The more important question: What does one generation have to gain — or lose — from the name with which it's tagged? Certainly, no one wants to be linked to a generation of deadbeats or lowlifes. Little wonder those names have never risen to the top of any generational list. None officially dubbed Pathetic Generation — at least, not yet. But some might call Gen Z — a term still in-the-running for the next generation — rather off-putting. If Boomers felt a sense of common strength, Millennials may have felt a sense of shared destination. Ultimately, a generational name reflects its hope or pessimism.
"Generational labels don't always reflect reality," says psychology professor and generational writer Jean Twenge. "Often, they reflect the hopes of what people want a generation to be."
Those positioning themselves to crown the next generation with its name include everything from marketing specialists to demographic experts to trade publications to trend gurus. Since the early 1900s, we've gone in roughly two-decade-long socio-groupings, from the GI Generation to the Silent Generation to Baby Boomers to Gen Xers to Millennials. Whatever you call it, the still-forming generation of young folks whose birth dates roughly begin around 1995, will be the technically savviest ever.

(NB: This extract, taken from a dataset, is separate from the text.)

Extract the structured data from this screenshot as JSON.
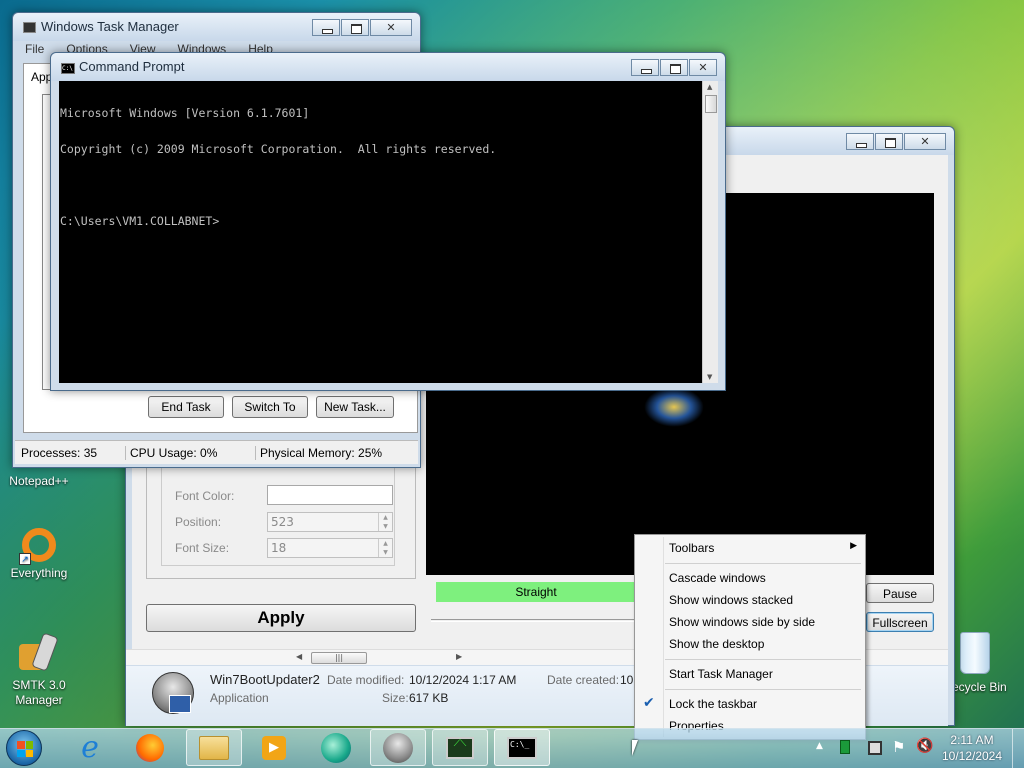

Naming it, however, will require an unusual combination of science, art and, perhaps, luck.
"You don't wear a lab coat to name a generation," says Scott Hess, vice president of insight at Teenage Research Unlimited (TRU). "You wear a barrette."
And, perhaps, hold a crystal ball.
"No one knows who will name the next generation," says Neil Howe, who, along with his deceased co-author and business partner, William Strauss, is widely credited with naming the Millennials, a generation he figures spans from about 1982 to 2004. Millennials, he says, lived during a huge cultural change in how to nurture children. It was the era of the Baby on Board stickers. Cocooning. Over-protected kids.
And, arguably, he's got early dibs in to name the next generation, as well. His company sponsored a website contest in 2005, and folks voted overwhelmingly for the "Homeland Generation." That was not long after 9/11, and one fallout of the disaster was a nation that felt more safe staying home.
But he's not set on that name. "We're not totally wed to it," he says. "We've resisted the temptation to name the next generation until we think the Millennial Generation has run its course." That will be a while, he says, because the heart of the next generation is still mostly in nursery school.